Già per le elezioni municipali il Ministero dell’Interno aveva classificato LFI, pochi giorni fa, come gruppo di estrema sinistra. Oggi Gérald Darmanin parla della «milizia di Mélenchon».
La normalizzazione e la banalizzazione dell’estrema destra e delle sue idee razziste, maschiliste e LGBTQIA-fobiche hanno raggiunto livelli altissimi negli ultimi due anni.
Sono la conseguenza di politiche antisociali e securitarie portate avanti da decenni dai governi successivi, che riprendono idee razziste e di chiusura delle frontiere. Sono la conseguenza di un’opposizione sindacale e politica ridotta al silenzio e repressa dai vari governi Macron.

Costruire un fronte di massa

Da alcuni giorni gruppuscoli fascisti invocano vendetta. Hanno attaccato sedi di organizzazioni politiche come LFI e, a Lione, le sedi di Solidaires o la libreria La Plume Noire.
I/le militantɜ antifascisti/e, in particolare dell’ex Jeune-Garde, sono pubblicamente accusati/e di omicidio e minacciati/e di morte, con la diffusione online dei loro dati personali.

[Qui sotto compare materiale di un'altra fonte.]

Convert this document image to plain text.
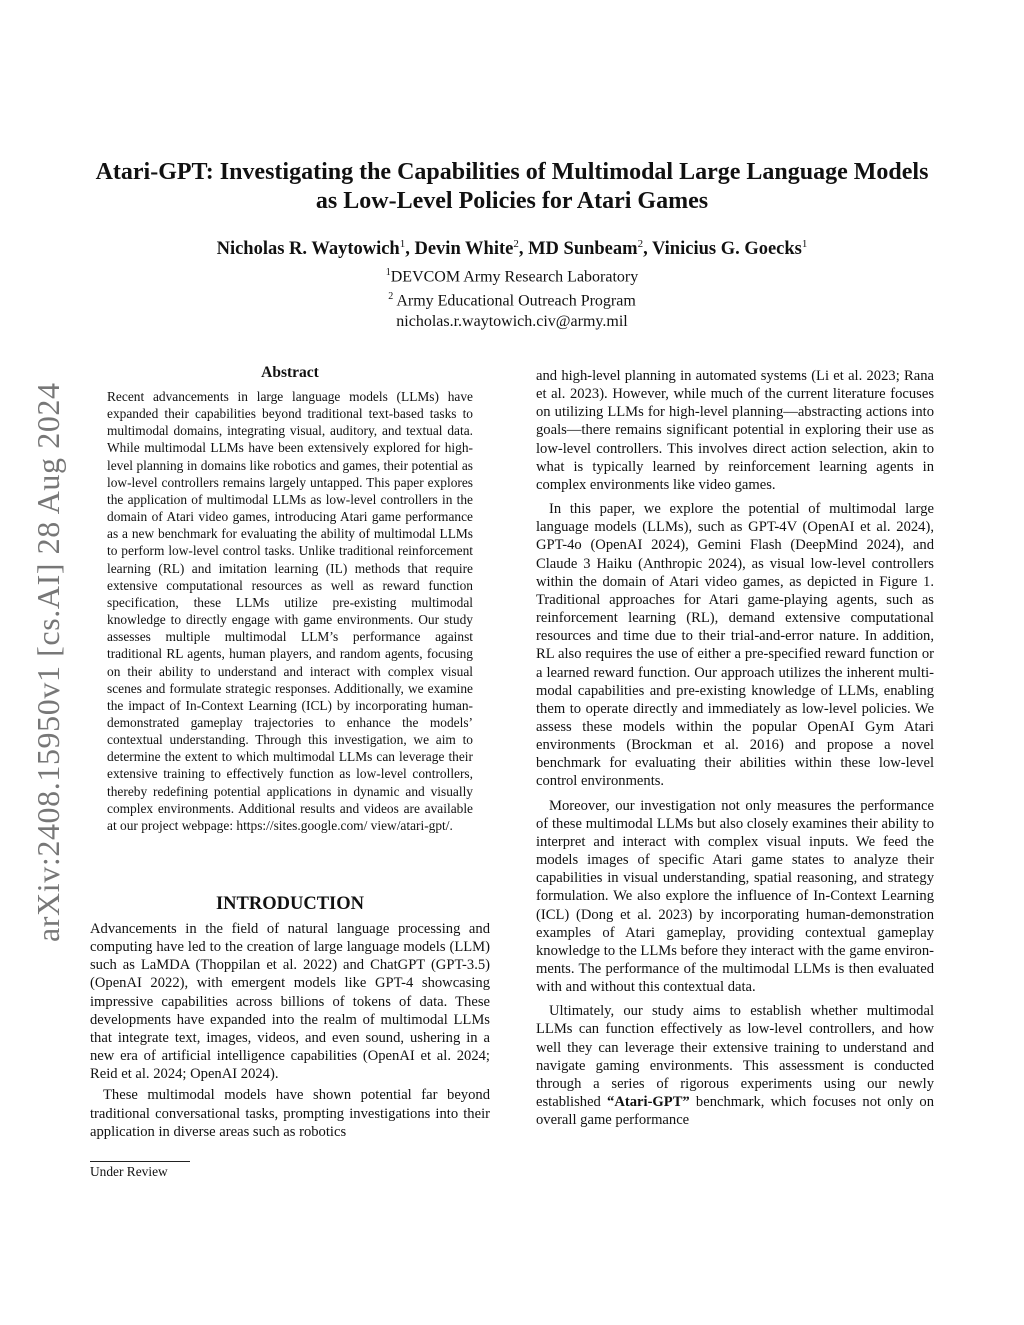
Atari-GPT: Investigating the Capabilities of Multimodal Large Language Models
as Low-Level Policies for Atari Games
Nicholas R. Waytowich$^1$, Devin White$^2$, MD Sunbeam$^2$, Vinicius G. Goecks$^1$
$^1$DEVCOM Army Research Laboratory
$^2$ Army Educational Outreach Program
nicholas.r.waytowich.civ@army.mil
arXiv:2408.15950v1 [cs.AI] 28 Aug 2024
Abstract
Recent advancements in large language models (LLMs) have expanded their capabilities beyond traditional text-based tasks to multimodal domains, integrating visual, auditory, and textual data. While multimodal LLMs have been extensively explored for high-level planning in domains like robotics and games, their potential as low-level controllers remains largely untapped. This paper explores the application of multimodal LLMs as low-level controllers in the domain of Atari video games, introducing Atari game performance as a new benchmark for evaluating the ability of multimodal LLMs to perform low-level control tasks. Unlike traditional reinforcement learning (RL) and imitation learning (IL) methods that require extensive computational resources as well as reward function specification, these LLMs utilize pre-existing multimodal knowledge to directly engage with game environments. Our study assesses multiple multimodal LLM’s performance against traditional RL agents, human players, and random agents, focusing on their ability to understand and interact with complex visual scenes and formulate strategic responses. Additionally, we examine the impact of In-Context Learning (ICL) by incorporating human-demonstrated gameplay trajectories to enhance the models’ contextual understanding. Through this investigation, we aim to determine the extent to which multimodal LLMs can leverage their extensive training to effectively function as low-level controllers, thereby redefining potential applications in dynamic and visually complex environments. Additional results and videos are available at our project webpage: https://sites.google.com/ view/atari-gpt/.
INTRODUCTION

Advancements in the field of natural language processing and computing have led to the creation of large language models (LLM) such as LaMDA (Thoppilan et al. 2022) and ChatGPT (GPT-3.5) (OpenAI 2022), with emergent models like GPT-4 showcasing impressive capabilities across billions of tokens of data. These developments have expanded into the realm of multimodal LLMs that integrate text, images, videos, and even sound, ushering in a new era of artificial intelligence capabilities (OpenAI et al. 2024; Reid et al. 2024; OpenAI 2024).

These multimodal models have shown potential far beyond traditional conversational tasks, prompting investigations into their application in diverse areas such as robotics

and high-level planning in automated systems (Li et al. 2023; Rana et al. 2023). However, while much of the current literature focuses on utilizing LLMs for high-level planning—abstracting actions into goals—there remains significant potential in exploring their use as low-level controllers. This involves direct action selection, akin to what is typically learned by reinforcement learning agents in complex environments like video games.

In this paper, we explore the potential of multimodal large language models (LLMs), such as GPT-4V (OpenAI et al. 2024), GPT-4o (OpenAI 2024), Gemini Flash (DeepMind 2024), and Claude 3 Haiku (Anthropic 2024), as visual low-level controllers within the domain of Atari video games, as depicted in Figure 1. Traditional approaches for Atari game-playing agents, such as reinforcement learning (RL), demand extensive computational resources and time due to their trial-and-error nature. In addition, RL also requires the use of either a pre-specified reward function or a learned reward function. Our approach utilizes the inherent multimodal capabilities and pre-existing knowledge of LLMs, enabling them to operate directly and immediately as low-level policies. We assess these models within the popular OpenAI Gym Atari environments (Brockman et al. 2016) and propose a novel benchmark for evaluating their abilities within these low-level control environments.

Moreover, our investigation not only measures the performance of these multimodal LLMs but also closely examines their ability to interpret and interact with complex visual inputs. We feed the models images of specific Atari game states to analyze their capabilities in visual understanding, spatial reasoning, and strategy formulation. We also explore the influence of In-Context Learning (ICL) (Dong et al. 2023) by incorporating human-demonstration examples of Atari gameplay, providing contextual gameplay knowledge to the LLMs before they interact with the game environments. The performance of the multimodal LLMs is then evaluated with and without this contextual data.

Ultimately, our study aims to establish whether multimodal LLMs can function effectively as low-level controllers, and how well they can leverage their extensive training to understand and navigate gaming environments. This assessment is conducted through a series of rigorous experiments using our newly established “Atari-GPT” benchmark, which focuses not only on overall game performance

Under Review
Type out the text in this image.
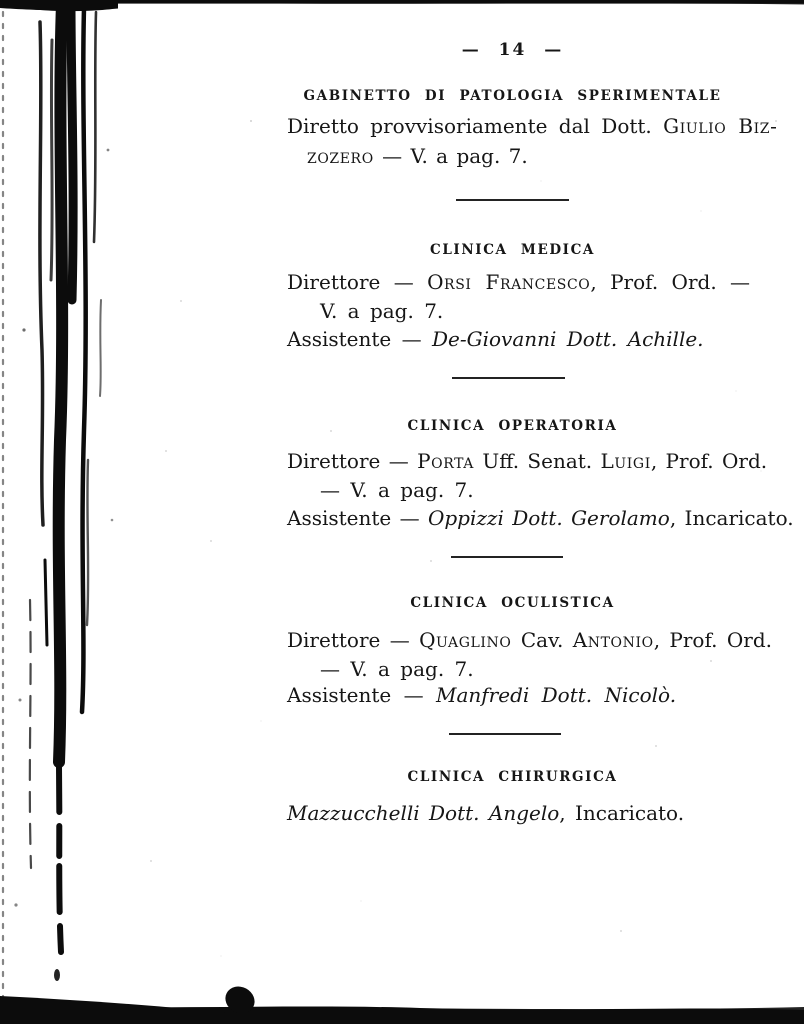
— 14 —
GABINETTO DI PATOLOGIA SPERIMENTALE
Diretto provvisoriamente dal Dott. Giulio Biz-
zozero — V. a pag. 7.
CLINICA MEDICA
Direttore — Orsi Francesco, Prof. Ord. —
V. a pag. 7.
Assistente — De-Giovanni Dott. Achille.
CLINICA OPERATORIA
Direttore — Porta Uff. Senat. Luigi, Prof. Ord.
— V. a pag. 7.
Assistente — Oppizzi Dott. Gerolamo, Incaricato.
CLINICA OCULISTICA
Direttore — Quaglino Cav. Antonio, Prof. Ord.
— V. a pag. 7.
Assistente — Manfredi Dott. Nicolò.
CLINICA CHIRURGICA
Mazzucchelli Dott. Angelo, Incaricato.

A loro va tutto il nostro sostegno.
I fascisti idealizzano e romanticizzano la violenza e la morte e minacciano il nostro campo, quello degli sfruttati/e e degli oppressi/e, mentre l’antifascismo lotta per l’uguaglianza e la giustizia.
Esistono diverse forme di lotta. Ma non esistono scorciatoie per combattere il fascismo. Per opporvisi serve l’unità – non solo nelle elezioni – delle forze sindacali e politiche impegnate nella trasformazione sociale.
Più che mai, abbiamo bisogno di costruire un fronte unitario di massa capace di far arretrare i fascisti nelle urne, ma soprattutto nelle strade, nei quartieri, nei luoghi di lavoro.
È urgente mantenere una linea antifascista unitaria, popolare e di massa di fronte all’onda bruna che si profila. Antifascisti finché sarà necessario!